A nurse in an acute mental health care facility is prioritizing care for multiple clients. Which of the following clients should the nurse see first?
- A. A client who has narcissistic personality disorder and is mocking others during group therapy
- B. A client who has obsessive-compulsive disorder and is upset about a change in daily routine
- C. A client who has depressive disorder and requires assistance with ADLs
- D. A client who is taking clozapine to treat schizophrenia and reports a sore throat
Correct Answer: D
Rationale: The correct answer is D. The nurse should see the client taking clozapine first due to the potential side effect of agranulocytosis, which can manifest as a sore throat. This is a serious adverse effect that requires immediate attention to prevent complications. The other clients do not present with urgent or life-threatening issues. A: Narcissistic behavior is disruptive but not a medical emergency. B: Upset about a routine change is distressing but does not pose a physical health risk. C: Assistance with ADLs is important but not immediately life-threatening. Therefore, prioritizing the client on clozapine with a sore throat is crucial to ensure timely intervention and prevent serious complications.

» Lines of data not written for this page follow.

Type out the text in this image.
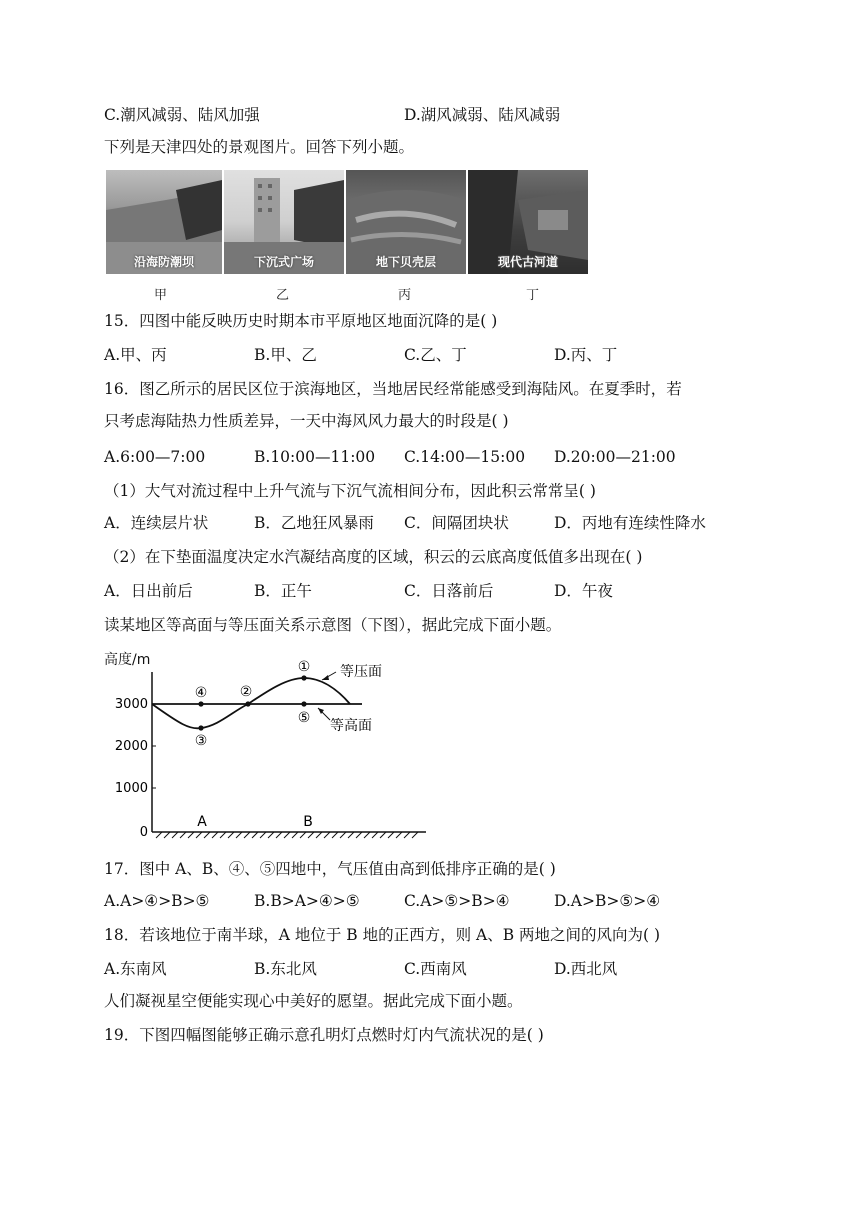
C.潮风减弱、陆风加强	D.湖风减弱、陆风减弱
下列是天津四处的景观图片。回答下列小题。
沿海防潮坝	下沉式广场	地下贝壳层	现代古河道
甲	乙	丙	丁
15．四图中能反映历史时期本市平原地区地面沉降的是( )
A.甲、丙	B.甲、乙	C.乙、丁	D.丙、丁
16．图乙所示的居民区位于滨海地区，当地居民经常能感受到海陆风。在夏季时，若
只考虑海陆热力性质差异，一天中海风风力最大的时段是( )
A.6:00—7:00	B.10:00—11:00 C.14:00—15:00 D.20:00—21:00
（1）大气对流过程中上升气流与下沉气流相间分布，因此积云常常呈( )
A．连续层片状	B．乙地狂风暴雨 C．间隔团块状	D．丙地有连续性降水
（2）在下垫面温度决定水汽凝结高度的区域，积云的云底高度低值多出现在( )
A．日出前后	B．正午	C．日落前后	D．午夜
读某地区等高面与等压面关系示意图（下图），据此完成下面小题。
高度/m
3000
2000
1000
0
①
②
③
④
⑤
等压面
等高面
A	B
17．图中 A、B、④、⑤四地中，气压值由高到低排序正确的是( )
A.A>④>B>⑤	B.B>A>④>⑤	C.A>⑤>B>④	D.A>B>⑤>④
18．若该地位于南半球，A 地位于 B 地的正西方，则 A、B 两地之间的风向为( )
A.东南风	B.东北风	C.西南风	D.西北风
人们凝视星空便能实现心中美好的愿望。据此完成下面小题。
19．下图四幅图能够正确示意孔明灯点燃时灯内气流状况的是( )
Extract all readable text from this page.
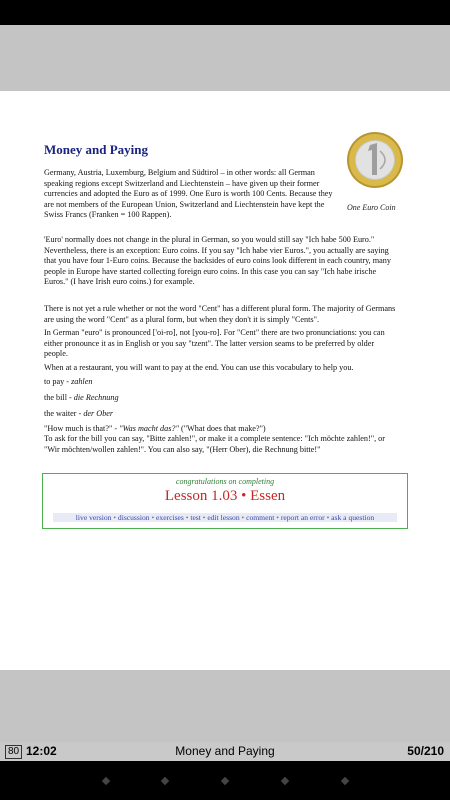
Money and Paying
One Euro Coin
Germany, Austria, Luxemburg, Belgium and Südtirol – in other words: all German speaking regions except Switzerland and Liechtenstein – have given up their former currencies and adopted the Euro as of 1999. One Euro is worth 100 Cents. Because they are not members of the European Union, Switzerland and Liechtenstein have kept the Swiss Francs (Franken = 100 Rappen).
'Euro' normally does not change in the plural in German, so you would still say "Ich habe 500 Euro." Nevertheless, there is an exception: Euro coins. If you say "Ich habe vier Euros.", you actually are saying that you have four 1-Euro coins. Because the backsides of euro coins look different in each country, many people in Europe have started collecting foreign euro coins. In this case you can say "Ich habe irische Euros." (I have Irish euro coins.) for example.
There is not yet a rule whether or not the word "Cent" has a different plural form. The majority of Germans are using the word "Cent" as a plural form, but when they don't it is simply "Cents".
In German "euro" is pronounced ['oi-ro], not [you-ro]. For "Cent" there are two pronunciations: you can either pronounce it as in English or you say "tzent". The latter version seams to be preferred by older people.
When at a restaurant, you will want to pay at the end. You can use this vocabulary to help you.
to pay - zahlen
the bill - die Rechnung
the waiter - der Ober
"How much is that?" - "Was macht das?" ("What does that make?")
To ask for the bill you can say, "Bitte zahlen!", or make it a complete sentence: "Ich möchte zahlen!", or "Wir möchten/wollen zahlen!". You can also say, "(Herr Ober), die Rechnung bitte!"
congratulations on completing
Lesson 1.03 • Essen
live version • discussion • exercises • test • edit lesson • comment • report an error • ask a question
80 12:02	Money and Paying	50/210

A nurse is working with a client who has an anxiety disorder and is in the orientation phase of the therapeutic relationship. Which of the following statements should the nurse make during this phase?
- A. We should discuss resources to implement in your daily life.
- B. Let me show you simple relaxation exercises to manage stress.
- C. We should establish our roles in the initial session.
- D. Let's talk about how you can change your response to stress.
Correct Answer: C
Rationale: Correct Answer: C
Rationale: During the orientation phase of the therapeutic relationship, establishing roles is crucial for setting boundaries and clarifying expectations. This helps build trust and create a safe environment for the client to open up. Discussing resources (A) and relaxation exercises (B) would be more appropriate in later phases once the therapeutic relationship is established. Talking about changing responses to stress (D) may be premature at this stage.
A nurse is admitting a client who has schizophrenia. The client states, "I'm hearing voices." Which of the following responses is the priority for the nurse to state?
- A. "What are the voices telling you?"
- B. "I realize the voices are real to you, but I don't hear anything."
- C. "Have you taken your medication today?"
- D. "How long have you been hearing the voices?"
Correct Answer: A
Rationale: The correct answer is A: "What are the voices telling you?" This response demonstrates active listening, assesses the content of the hallucinations, and helps the nurse understand the client's experience. It allows for further assessment and intervention planning. Choice B dismisses the client's experience, choice C focuses on medication compliance rather than addressing the immediate concern, and choice D addresses the duration of the hallucinations but doesn't address the current situation.
A nurse in an outpatient mental health clinic is assessing an adolescent client. The nurse should expect the adolescent to be in which of the following of Erikson's stages of psychosocial development?
- A. Generativity vs self-absorption
- B. Trust vs mistrust
- C. Intimacy vs isolation
- D. Identity vs role confusion
Correct Answer: D
Rationale: The correct answer is D: Identity vs role confusion. Adolescents typically fall into this stage, characterized by exploring and establishing their sense of self and identity. They may question their roles and values, seeking to understand who they are. Choice A (Generativity vs self-absorption) is more relevant to middle adulthood. Choice B (Trust vs mistrust) is for infancy. Choice C (Intimacy vs isolation) is for young adulthood.